4.2 Pre-Existing Materials

Any pre-existing materials or intellectual property owned by the Company and used in the deliverables remain the property of the Company. The Client is granted a non-exclusive, non-transferable license to use these materials as part of the final deliverables.

4.3 Third-Party Materials

Any third-party materials, such as stock images or licensed software, used in the deliverables are subject to the terms of their respective licenses. The Client is responsible for ensuring compliance with these licenses.

5. Client Responsibilities
5.1 Provision of Materials

The Client agrees to provide all necessary materials, content, and information required for the Company to complete the services. Delays in the provision of such materials may result in project delays.

5.2 Approvals and Feedback

The Client is responsible for providing timely feedback and approvals at each project stage. Failure to do so may result in project delays.

6. Confidentiality
6.1 Confidential Information

Both parties agree to maintain the confidentiality of any proprietary or confidential information disclosed during the course of the project. This obligation shall survive the termination of the agreement.

6.2 Non-Disclosure

Neither party shall disclose any confidential information to any third party without the prior written consent of the other party, except as required by law.

7. Warranties and Disclaimers
7.1 Service Warranty

The Company warrants that the services will be performed in a professional and workmanlike manner. However, the Company does not warrant that the deliverables will be error-free or meet all of the Client’s expectations.

7.2 Disclaimer of Other Warranties

Except as expressly stated in these Terms, all services are provided “as is,” without any other warranties, express or implied, including but not limited to implied warranties of merchantability, fitness for a particular purpose, or non-infringement.

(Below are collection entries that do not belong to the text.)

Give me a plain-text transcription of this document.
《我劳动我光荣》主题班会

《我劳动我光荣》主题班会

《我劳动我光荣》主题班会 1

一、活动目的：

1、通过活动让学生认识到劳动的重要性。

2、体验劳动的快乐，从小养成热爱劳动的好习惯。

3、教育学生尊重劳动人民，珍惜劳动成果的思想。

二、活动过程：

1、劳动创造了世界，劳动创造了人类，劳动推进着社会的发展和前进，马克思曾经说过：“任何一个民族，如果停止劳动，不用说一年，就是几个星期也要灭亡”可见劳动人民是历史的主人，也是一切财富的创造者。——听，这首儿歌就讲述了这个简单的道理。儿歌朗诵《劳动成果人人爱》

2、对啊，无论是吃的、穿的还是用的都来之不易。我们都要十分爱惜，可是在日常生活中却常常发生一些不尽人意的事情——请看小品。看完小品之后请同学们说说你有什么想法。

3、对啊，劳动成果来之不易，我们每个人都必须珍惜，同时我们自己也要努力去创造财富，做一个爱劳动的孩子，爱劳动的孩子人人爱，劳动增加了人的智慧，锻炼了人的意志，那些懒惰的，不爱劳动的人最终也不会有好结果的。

8. Limitation of Liability
8.1 Indirect Damages

In no event shall the Company be liable for any indirect, incidental, special, consequential, or punitive damages, including but not limited to loss of profits, data, or business opportunities.

8.2 Liability Cap

The Company’s total liability under these Terms shall not exceed the total fees paid by the Client for the services under which the claim arises.

9. Termination
9.1 Termination by Client

The Client may terminate the agreement at any time by providing written notice to the Company. In the event of termination, the Client shall be responsible for payment of all services rendered up to the termination date.

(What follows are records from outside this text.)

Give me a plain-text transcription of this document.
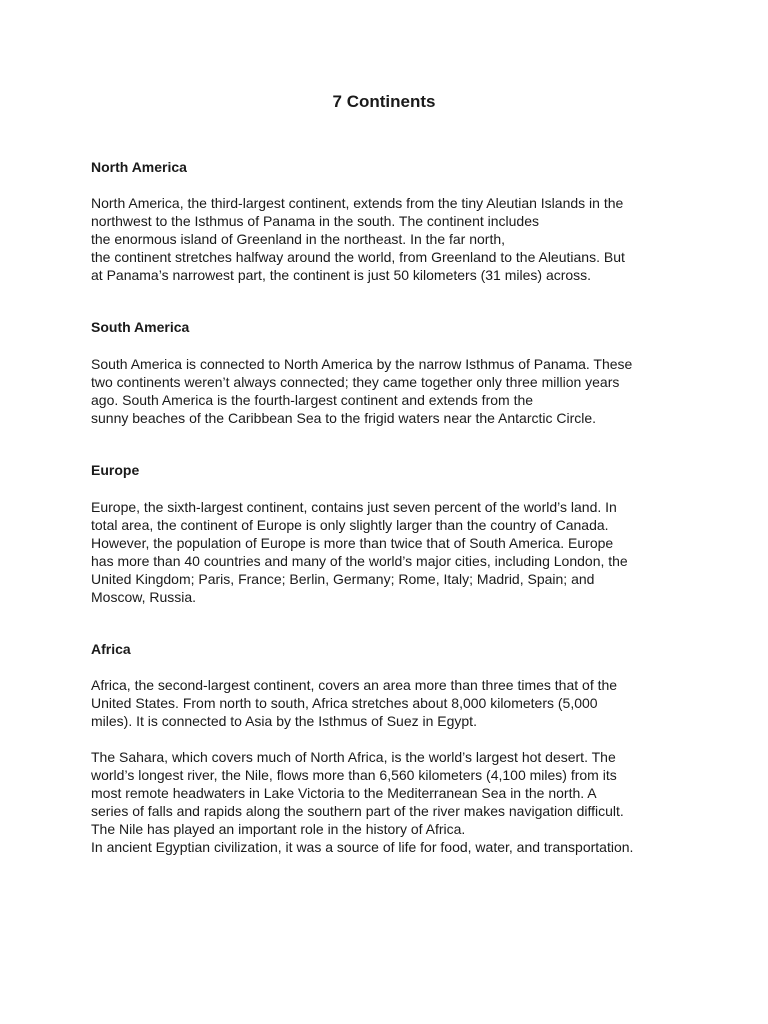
7 Continents
North America

North America, the third-largest continent, extends from the tiny Aleutian Islands in the
northwest to the Isthmus of Panama in the south. The continent includes
the enormous island of Greenland in the northeast. In the far north,
the continent stretches halfway around the world, from Greenland to the Aleutians. But
at Panama’s narrowest part, the continent is just 50 kilometers (31 miles) across.

South America

South America is connected to North America by the narrow Isthmus of Panama. These
two continents weren’t always connected; they came together only three million years
ago. South America is the fourth-largest continent and extends from the
sunny beaches of the Caribbean Sea to the frigid waters near the Antarctic Circle.

Europe

Europe, the sixth-largest continent, contains just seven percent of the world’s land. In
total area, the continent of Europe is only slightly larger than the country of Canada.
However, the population of Europe is more than twice that of South America. Europe
has more than 40 countries and many of the world’s major cities, including London, the
United Kingdom; Paris, France; Berlin, Germany; Rome, Italy; Madrid, Spain; and
Moscow, Russia.

Africa

Africa, the second-largest continent, covers an area more than three times that of the
United States. From north to south, Africa stretches about 8,000 kilometers (5,000
miles). It is connected to Asia by the Isthmus of Suez in Egypt.

The Sahara, which covers much of North Africa, is the world’s largest hot desert. The
world’s longest river, the Nile, flows more than 6,560 kilometers (4,100 miles) from its
most remote headwaters in Lake Victoria to the Mediterranean Sea in the north. A
series of falls and rapids along the southern part of the river makes navigation difficult.
The Nile has played an important role in the history of Africa.
In ancient Egyptian civilization, it was a source of life for food, water, and transportation.
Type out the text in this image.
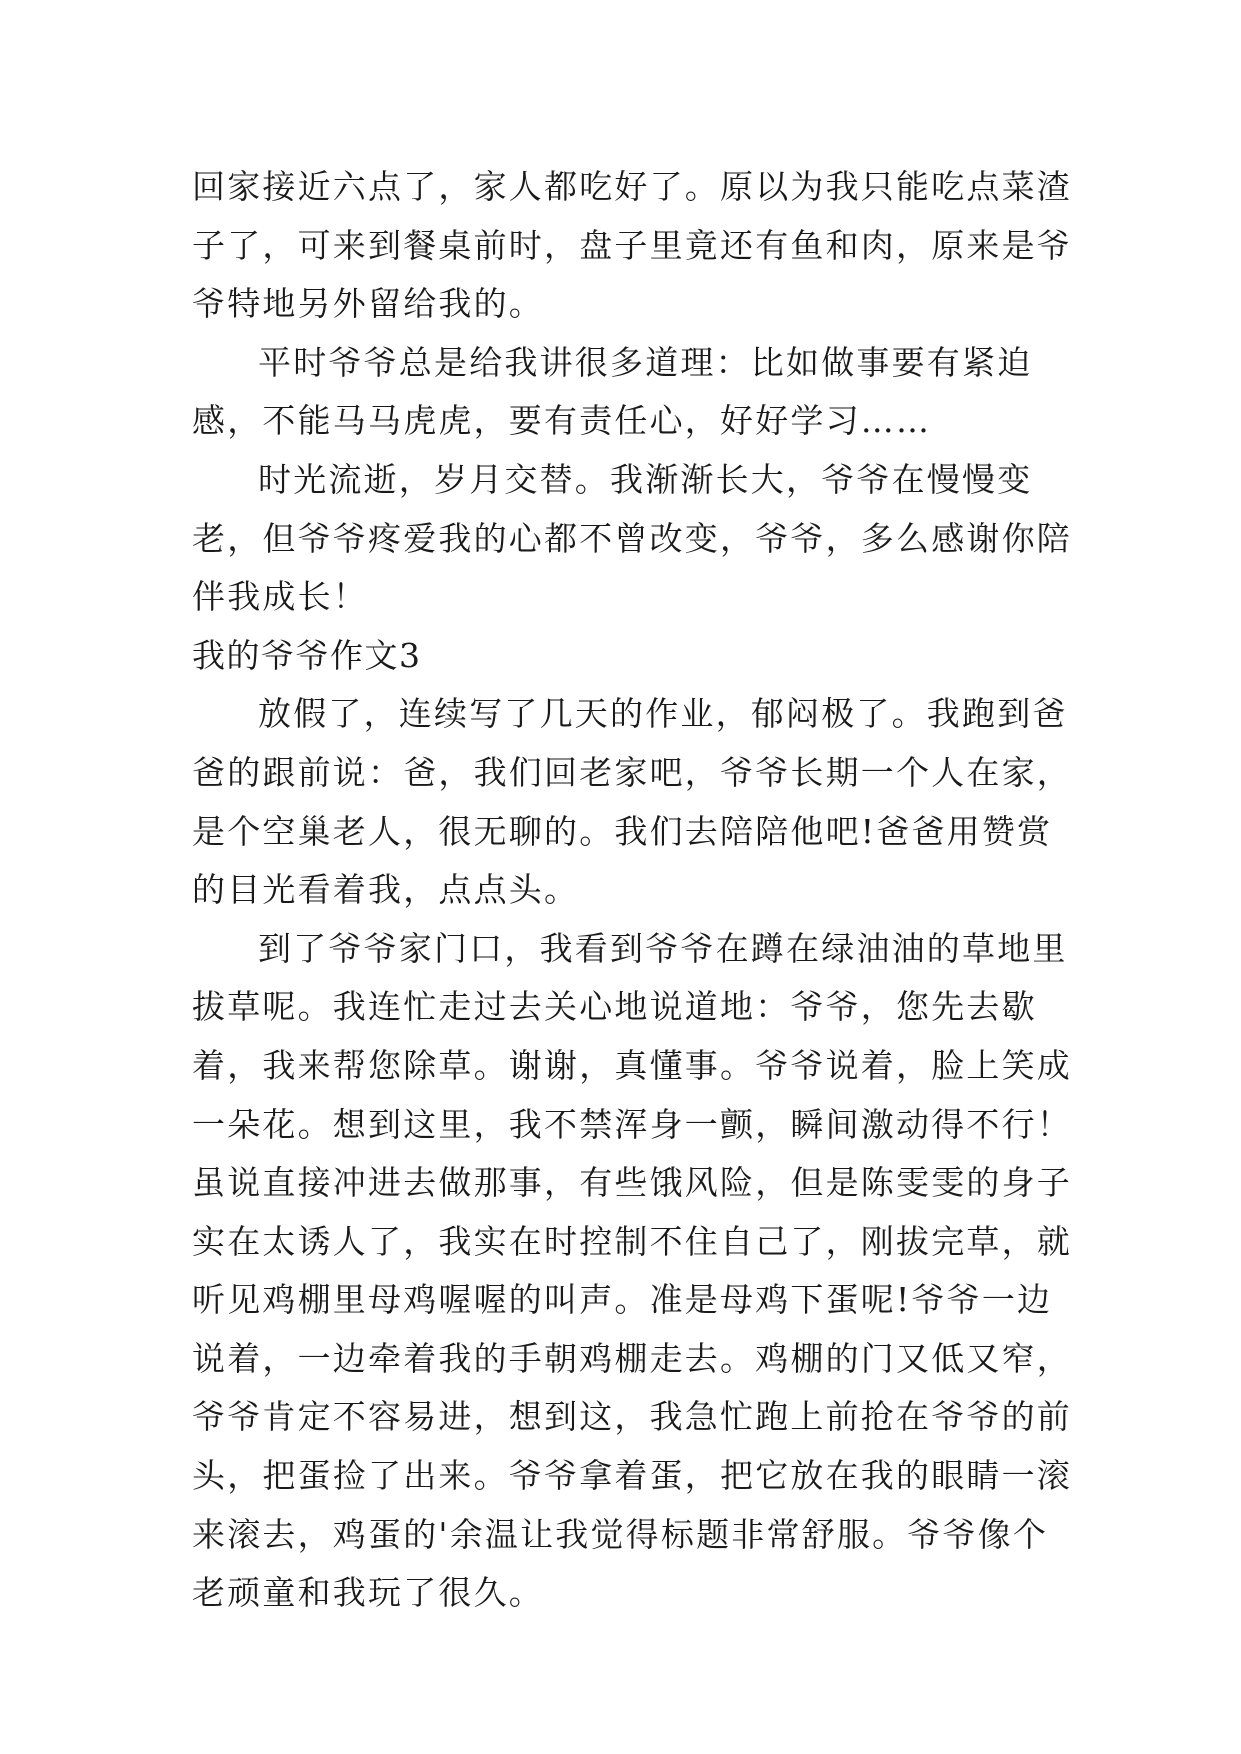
回家接近六点了，家人都吃好了。原以为我只能吃点菜渣子了，可来到餐桌前时，盘子里竟还有鱼和肉，原来是爷爷特地另外留给我的。

平时爷爷总是给我讲很多道理：比如做事要有紧迫感，不能马马虎虎，要有责任心，好好学习……

时光流逝，岁月交替。我渐渐长大，爷爷在慢慢变老，但爷爷疼爱我的心都不曾改变，爷爷，多么感谢你陪伴我成长！

我的爷爷作文3

放假了，连续写了几天的作业，郁闷极了。我跑到爸爸的跟前说：爸，我们回老家吧，爷爷长期一个人在家，是个空巢老人，很无聊的。我们去陪陪他吧!爸爸用赞赏的目光看着我，点点头。

到了爷爷家门口，我看到爷爷在蹲在绿油油的草地里拔草呢。我连忙走过去关心地说道地：爷爷，您先去歇着，我来帮您除草。谢谢，真懂事。爷爷说着，脸上笑成一朵花。想到这里，我不禁浑身一颤，瞬间激动得不行！虽说直接冲进去做那事，有些饿风险，但是陈雯雯的身子实在太诱人了，我实在时控制不住自己了，刚拔完草，就听见鸡棚里母鸡喔喔的叫声。准是母鸡下蛋呢!爷爷一边说着，一边牵着我的手朝鸡棚走去。鸡棚的门又低又窄，爷爷肯定不容易进，想到这，我急忙跑上前抢在爷爷的前头，把蛋捡了出来。爷爷拿着蛋，把它放在我的眼睛一滚来滚去，鸡蛋的'余温让我觉得标题非常舒服。爷爷像个老顽童和我玩了很久。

9.2 Termination by Company

The Company reserves the right to terminate the agreement if the Client breaches any of the terms and fails to remedy such breach within 10 days of receiving written notice. The Company may also terminate the agreement if the Client becomes insolvent or unable to pay its debts as they fall due.

9.3 Effect of Termination

Upon termination, the Company shall deliver all completed work to the Client, and the Client shall pay for all work completed up to the termination date. Any unpaid fees or costs shall become immediately due and payable.

10. Dispute Resolution
10.1 Mediation

In the event of a dispute arising under this agreement, both parties agree to attempt to resolve the dispute through mediation before initiating legal action.

10.2 Governing Law

These Terms shall be governed by and construed in accordance with the laws of Aruba. Any legal action or proceeding arising under this agreement shall be brought exclusively in the courts of Aruba.

11. Miscellaneous
11.1 Entire Agreement

These Terms, together with the proposal or SOW, constitute the entire agreement between the parties and supersede all prior agreements or understandings.

11.2 Amendments

Any amendments to these Terms must be made in writing and signed by both parties.

11.3 Severability

If any provision of these Terms is found to be invalid or unenforceable, the remaining provisions shall remain in full force and effect.

11.4 Assignment

The Client may not assign or transfer any rights or obligations under these Terms without the prior written consent of the Company.

11.5 Force Majeure

The Company shall not be liable for any failure or delay in performing its obligations under these Terms due to circumstances beyond its reasonable control, including but not limited to acts of God, war, natural disasters, or government actions.